The essential is to discuss if a particular sequence of written musical notations, or sounds, or hands and finger movements, has only the meaning of “music” when understood by a particular type of sensibility. Even more: we can replace the “out-of-Earth” scientists by musicians, which will be able to reproduce the music without knowing anything about its nature, and without experimenting any of the effects that music might cause in the appropriate sensibility. They are in a “Chinese room” situation, in which the (considered to be intelligent) intermediate within the closed room receives below the door messages in an unknown language, but accordingly to a set of rules, he is able to produce responses in the same unknown language (Searle,
1984). It is obvious that the music score, or the genome sequence, is totally unaware of its function in the process of life, and the same is true for other possible intermediaries, for instance, involved in protein translation. In the words of Sydney Brenner, “genomes do not contain in any explicit form anything at a higher level than genes” (Brenner,
1999), or, paraphrasing Leibnitz when describing monads, “genomes do not have windows.”

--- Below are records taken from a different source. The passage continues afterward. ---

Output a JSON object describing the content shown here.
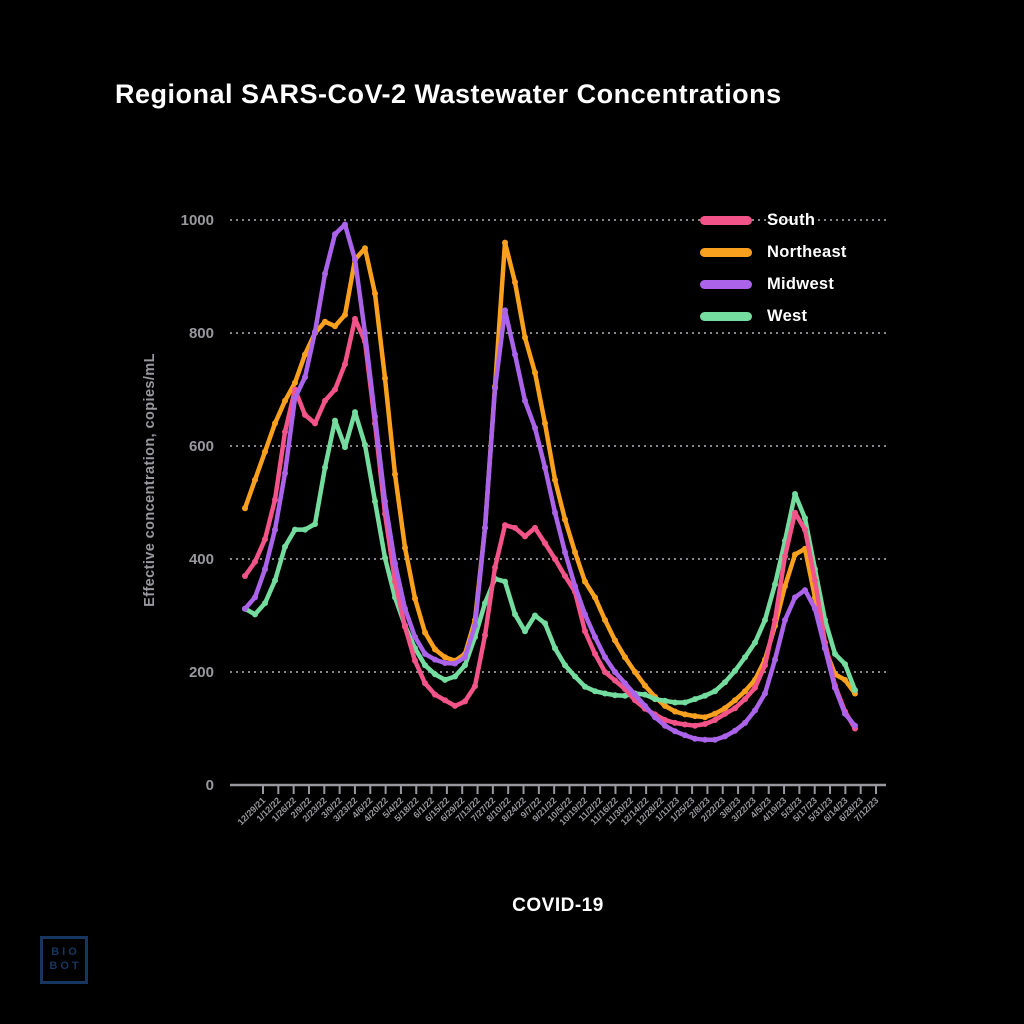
{
  "title": "Regional SARS-CoV-2 Wastewater Concentrations",
  "branding": {
    "logo_line1": "BIO",
    "logo_line2": "BOT",
    "logo_color": "#16365f"
  },
  "chart_data": {
    "type": "line",
    "title": "Regional SARS-CoV-2 Wastewater Concentrations",
    "xlabel": "COVID-19",
    "ylabel": "Effective concentration, copies/mL",
    "ylim": [
      0,
      1000
    ],
    "yticks": [
      0,
      200,
      400,
      600,
      800,
      1000
    ],
    "grid": "horizontal dashed gridlines on",
    "legend_position": "top-right",
    "axis_color": "#98989e",
    "x_tick_labels": [
      "12/29/21",
      "1/12/22",
      "1/26/22",
      "2/9/22",
      "2/23/22",
      "3/9/22",
      "3/23/22",
      "4/6/22",
      "4/20/22",
      "5/4/22",
      "5/18/22",
      "6/1/22",
      "6/15/22",
      "6/29/22",
      "7/13/22",
      "7/27/22",
      "8/10/22",
      "8/24/22",
      "9/7/22",
      "9/21/22",
      "10/5/22",
      "10/19/22",
      "11/2/22",
      "11/16/22",
      "11/30/22",
      "12/14/22",
      "12/28/22",
      "1/11/23",
      "1/25/23",
      "2/8/23",
      "2/22/23",
      "3/8/23",
      "3/22/23",
      "4/5/23",
      "4/19/23",
      "5/3/23",
      "5/17/23",
      "5/31/23",
      "6/14/23",
      "6/28/23",
      "7/12/23"
    ],
    "series": [
      {
        "name": "South",
        "color": "#F25389",
        "values": [
          370,
          395,
          435,
          505,
          625,
          700,
          655,
          640,
          680,
          700,
          745,
          825,
          785,
          640,
          480,
          360,
          280,
          220,
          180,
          160,
          150,
          140,
          148,
          175,
          265,
          385,
          460,
          455,
          440,
          455,
          428,
          400,
          370,
          342,
          272,
          232,
          200,
          185,
          170,
          150,
          135,
          125,
          115,
          110,
          107,
          105,
          108,
          115,
          126,
          136,
          152,
          172,
          212,
          292,
          405,
          482,
          452,
          362,
          252,
          176,
          130,
          100
        ]
      },
      {
        "name": "Northeast",
        "color": "#F9A11E",
        "values": [
          490,
          540,
          590,
          640,
          680,
          712,
          762,
          800,
          820,
          812,
          832,
          930,
          950,
          870,
          720,
          550,
          420,
          330,
          270,
          240,
          226,
          220,
          232,
          292,
          455,
          705,
          960,
          890,
          792,
          730,
          640,
          540,
          470,
          412,
          360,
          332,
          292,
          256,
          226,
          200,
          176,
          156,
          140,
          130,
          125,
          122,
          120,
          126,
          136,
          150,
          166,
          186,
          222,
          282,
          352,
          408,
          418,
          332,
          242,
          196,
          186,
          162
        ]
      },
      {
        "name": "Midwest",
        "color": "#AB63EA",
        "values": [
          312,
          332,
          382,
          452,
          552,
          685,
          722,
          802,
          905,
          975,
          992,
          930,
          800,
          652,
          502,
          392,
          312,
          262,
          232,
          222,
          216,
          215,
          226,
          282,
          455,
          702,
          840,
          762,
          680,
          632,
          562,
          482,
          412,
          352,
          302,
          262,
          226,
          200,
          180,
          160,
          140,
          120,
          105,
          95,
          88,
          82,
          80,
          80,
          86,
          96,
          110,
          132,
          162,
          222,
          292,
          332,
          345,
          312,
          242,
          172,
          126,
          105
        ]
      },
      {
        "name": "West",
        "color": "#74DC9E",
        "values": [
          312,
          302,
          322,
          362,
          422,
          452,
          452,
          462,
          562,
          645,
          598,
          660,
          602,
          502,
          402,
          332,
          282,
          242,
          212,
          196,
          186,
          192,
          212,
          262,
          322,
          365,
          360,
          302,
          272,
          300,
          286,
          242,
          212,
          192,
          174,
          166,
          162,
          159,
          158,
          162,
          160,
          152,
          149,
          146,
          146,
          152,
          158,
          166,
          182,
          202,
          226,
          252,
          292,
          355,
          432,
          515,
          472,
          382,
          292,
          232,
          214,
          168
        ]
      }
    ]
  }
}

Therefore, neither from the outside, in which life can only be shown (and even that, without certitude), nor from the inside (life is invisible for life-determining structures), life seems to be thinkable. “We feel that even if all possible scientific questions be answered, the problems of life have still not been touched at all. Of course there is then no question left and just this is the answer” (Theorem 6.52). In other words, the answer is that to ask ourselves for the meaning of life is a false question, that is, there is nothing to think about. “For an answer which cannot be expressed the question too cannot be expressed” (6.5). And, as stated in the last sentence of the Tractatus, “Where of one cannot speak, thereof one must be silent” (6.54). The main interest of the “score of life” metaphor is probably that both life and music can be shown (as something that seems to impose a reality), but not thought (we cannot say anything about its reality), as the genomic sequences or the musical scores are mere representations of these obscure realities.